Ohio, the home of John D. Rockefeller’s Standard Oil, and site of the world’s largest oil-producing provinces in the late 19th century, is again at the center of the action in domestic fossil fuel production as a controversial drilling technique, known as fracking, is draining Ohio’s remaining oil and gas reserves. Meanwhile, Pittsburgh has prohibited this extraction method and New York state has issued a moratorium on combining fracking with horizontal drilling while environmental and safety issues are studied.

With fracking (the formal name is hydraulic fracturing), water and chemicals are injected at high pressure to break up rock reservoirs so more oil and gas can be extracted—a practice which has drawn protests from environmentalists in Ohio and elsewhere who are concerned about groundwater contamination and other environmental threats.

But the question is: Are working oil wells in our fields and farms, however drilled, just the price we Ohioans must pay to satiate our fossil fuel addictions? With global oil production peaking and the number of new large oil finds dwindling, is increased domestic production in Ohio and other states through fracking a vital contribution to our energy security, or a fate to be fought?

Though Col. Edwin L. Drake got all the glory in Pennsylvania in 1859 for drilling the first commercial oil well in the U.S., producing wells in Ohio’s Washington County near Marietta came online soon thereafter. By 1896 Ohio reached its peak yearly production, 24 million barrels from about 6,000 producing oil wells, mostly from the rich Lima-Findley oil field. Natural gas went into commercial production in Ohio in 1884.

Ohio’s oil and gas industry was all but dead when fracking, first used in the state in the early 1950s, dramatically increased the amount of recoverable oil and gas from our Clinton sandstone and Devonian shale. Today, roughly 64,000 wells pump out 5 million barrels of crude oil per year, according to state figures. But statewide natural gas production provides more than twice as much energy, with 88 billion cubic feet of natural gas being produced annually.

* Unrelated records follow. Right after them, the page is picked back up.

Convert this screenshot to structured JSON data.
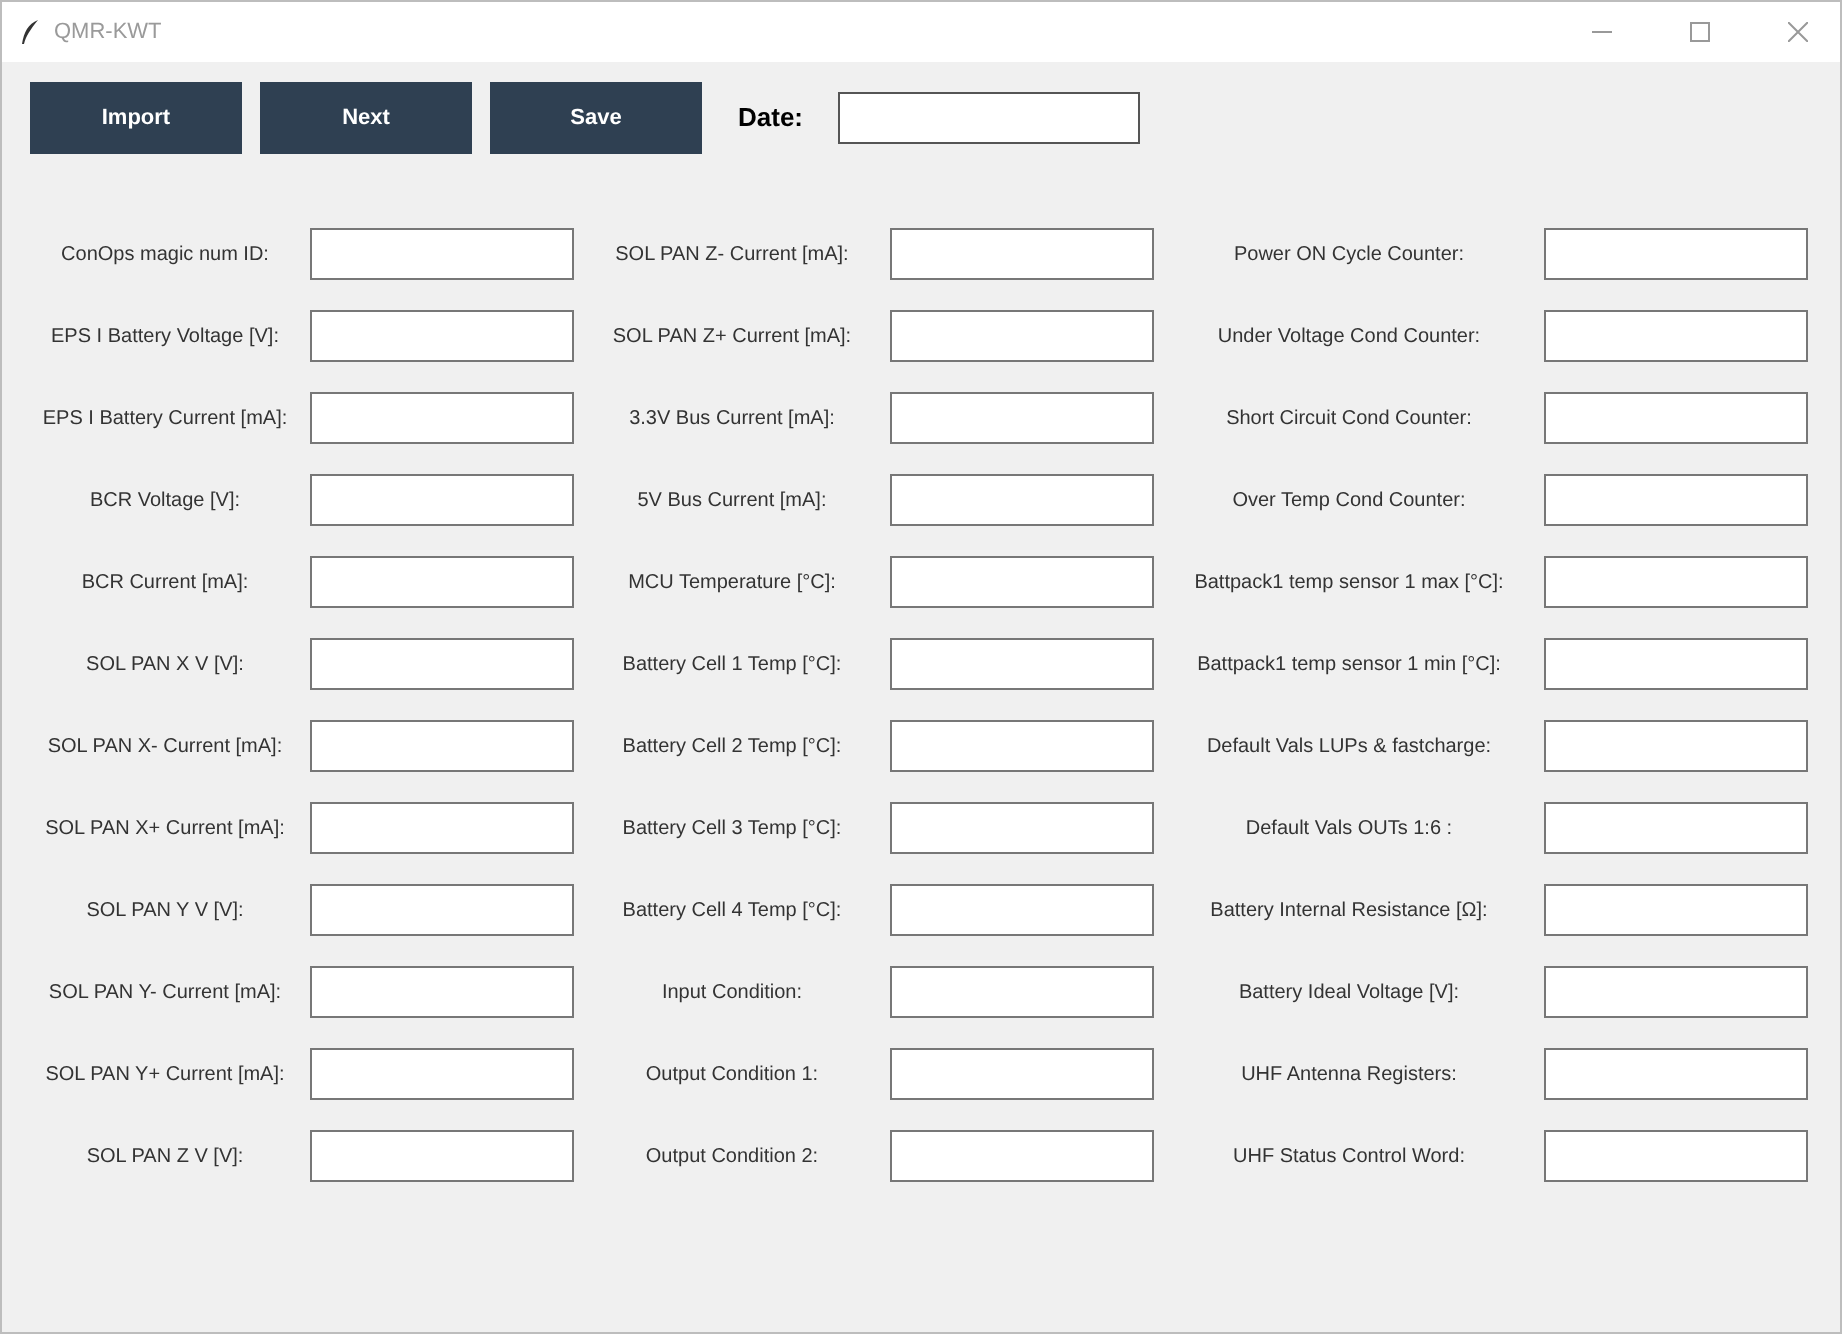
{
  "window": {
    "title": "QMR-KWT"
  },
  "toolbar": {
    "buttons": [
      "Import",
      "Next",
      "Save"
    ],
    "date_label": "Date:"
  },
  "columns": [
    {
      "labels": [
        "ConOps magic num ID:",
        "EPS I Battery Voltage [V]:",
        "EPS I Battery Current [mA]:",
        "BCR Voltage [V]:",
        "BCR Current [mA]:",
        "SOL PAN X V [V]:",
        "SOL PAN X- Current [mA]:",
        "SOL PAN X+ Current [mA]:",
        "SOL PAN Y V [V]:",
        "SOL PAN Y- Current [mA]:",
        "SOL PAN Y+ Current [mA]:",
        "SOL PAN Z V [V]:"
      ]
    },
    {
      "labels": [
        "SOL PAN Z- Current [mA]:",
        "SOL PAN Z+ Current [mA]:",
        "3.3V Bus Current [mA]:",
        "5V Bus Current [mA]:",
        "MCU Temperature [°C]:",
        "Battery Cell 1 Temp [°C]:",
        "Battery Cell 2 Temp [°C]:",
        "Battery Cell 3 Temp [°C]:",
        "Battery Cell 4 Temp [°C]:",
        "Input Condition:",
        "Output Condition 1:",
        "Output Condition 2:"
      ]
    },
    {
      "labels": [
        "Power ON Cycle Counter:",
        "Under Voltage Cond Counter:",
        "Short Circuit Cond Counter:",
        "Over Temp Cond Counter:",
        "Battpack1 temp sensor 1 max [°C]:",
        "Battpack1 temp sensor 1 min [°C]:",
        "Default Vals LUPs & fastcharge:",
        "Default Vals OUTs 1:6 :",
        "Battery Internal Resistance [Ω]:",
        "Battery Ideal Voltage [V]:",
        "UHF Antenna Registers:",
        "UHF Status Control Word:"
      ]
    }
  ]
}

Though a 60-year-old technology that is used in 90 percent of all oil and gas wells drilled today, fracking is increasingly used to extract oil and gas deposited in deep underground shale using modern-day horizontal drilling, where wells are drilled at an angle to access more source rock. Most oil and gas exploration is taking place in the eastern part of the state, located in the Marcellus and Utica shale formations that have begun to yield huge amounts of natural gas, and large companies like Chevron and Chesapeake Energy, one of the largest gas producers in the nation, have started leasing land.

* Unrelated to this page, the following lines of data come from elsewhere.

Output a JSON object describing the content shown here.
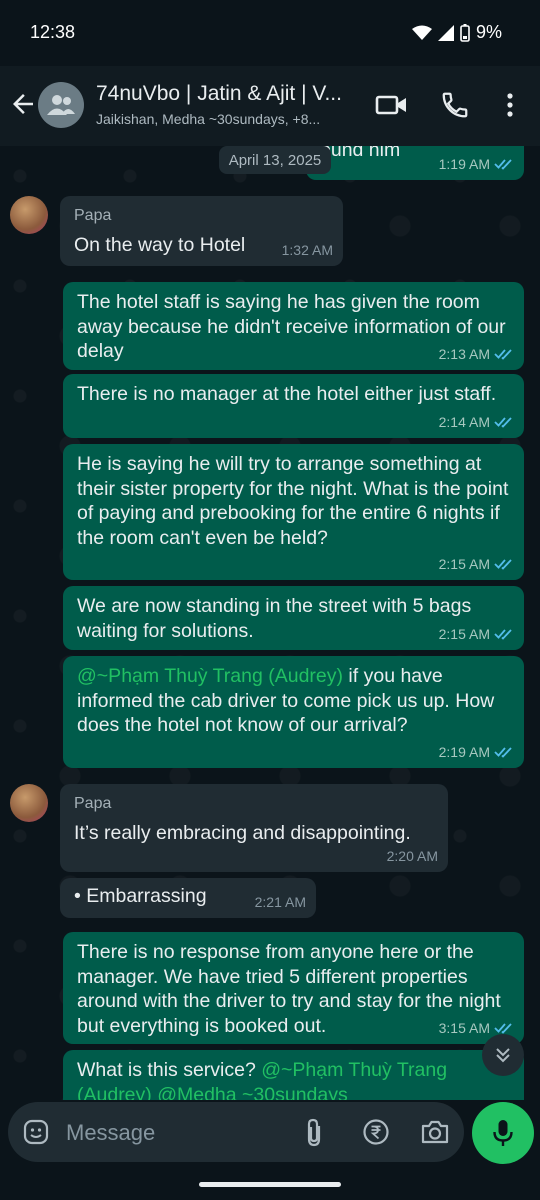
{
  "status": {
    "time": "12:38",
    "battery": "9%"
  },
  "header": {
    "title": "74nuVbo | Jatin & Ajit | V...",
    "subtitle": "Jaikishan, Medha ~30sundays, +8..."
  },
  "date_chip": "April 13, 2025",
  "messages": [
    {
      "type": "outgoing",
      "text": "ound him",
      "time": "1:19 AM"
    },
    {
      "type": "incoming",
      "sender": "Papa",
      "text": "On the way to Hotel",
      "time": "1:32 AM"
    },
    {
      "type": "outgoing",
      "text": "The hotel staff is saying he has given the room away because he didn't receive information of our delay",
      "time": "2:13 AM"
    },
    {
      "type": "outgoing",
      "text": "There is no manager at the hotel either just staff.",
      "time": "2:14 AM"
    },
    {
      "type": "outgoing",
      "text": "He is saying he will try to arrange something at their sister property for the night. What is the point of paying and prebooking for the entire 6 nights if the room can't even be held?",
      "time": "2:15 AM"
    },
    {
      "type": "outgoing",
      "text": "We are now standing in the street with 5 bags waiting for solutions.",
      "time": "2:15 AM"
    },
    {
      "type": "outgoing",
      "mention": "@~Phạm Thuỳ Trang (Audrey)",
      "text": " if you have informed the cab driver to come pick us up. How does the hotel not know of our arrival?",
      "time": "2:19 AM"
    },
    {
      "type": "incoming",
      "sender": "Papa",
      "text": "It’s really embracing and disappointing.",
      "time": "2:20 AM"
    },
    {
      "type": "incoming",
      "text": "• Embarrassing",
      "time": "2:21 AM"
    },
    {
      "type": "outgoing",
      "text": "There is no response from anyone here or the manager. We have tried 5 different properties around with the driver to try and stay for the night but everything is booked out.",
      "time": "3:15 AM"
    },
    {
      "type": "outgoing",
      "text": "What is this service? ",
      "mention": "@~Phạm Thuỳ Trang (Audrey) @Medha ~30sundays",
      "time": ""
    }
  ],
  "input": {
    "placeholder": "Message"
  },
  "colors": {
    "outgoing": "#005c4b",
    "incoming": "#202c33",
    "accent": "#21c063",
    "tick": "#53bdeb"
  }
}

So what are the problems with fracking? Opponents worry that the chemicals used to frack will contaminate underground aquifers. They also cite excessive water use—since four to nine million gallons of water are injected each time a well is fracked—and wastewater pollution and air pollution from open air wastewater pits. To emphasize the dangers, opponents point to a case in Bainbridge Township in Northeast Ohio where a house exploded in 2007 when natural gas from a gas well 1,000 feet away migrated into the home due to over pressurization of the well’s surface casing, investigators determined.

But geologists at the Ohio Department of Natural Resources’ Division of Mineral Resources Management, which oversees fossil fuel drilling and fracking, maintain that no groundwater contamination has taken place in any of the 80,000 fracked wells in Ohio, and that strict state regulations mandate cement casing within a well to isolate underground aquifers from the fracking taking place several thousand feet below them. Also required are proper wastewater disposal and site remediation when wells stops producing.

Are the potential threats from fracking in oil and natural gas producing states greater than the impact of potential shortages and spiking prices in Ohio and across the nation? What if Ohio could produce a lot more of its own oil and natural gas to help maintain stable prices for its own households, businesses and manufacturing plants, while the nation builds a wind, solar and geothermal infrastructure—a decades-long undertaking that will require lots of fossil fuel?

What if, with beefed up production, more crude oil could be shipped from our communities to the state’s four refineries to help substitute for lower output elsewhere as worldwide oil production heads into permanent decline? What if more locally-produced natural gas could be pumped directly into local utility pipelines to heat homes and businesses? Still, with Ohioans consuming nearly 50 times as much petroleum as the state produces each year and 8,000 times the natural gas, we could never provide for our own energy needs without huge cuts in consumption.

While the possibility of an underground gas explosion may indeed frighten us, as well as the prospect of plummeting worldwide oil production, an even more earth-shaking realization should be our dangerous dependence upon these ancient, underground and ultimately finite fossil fuels.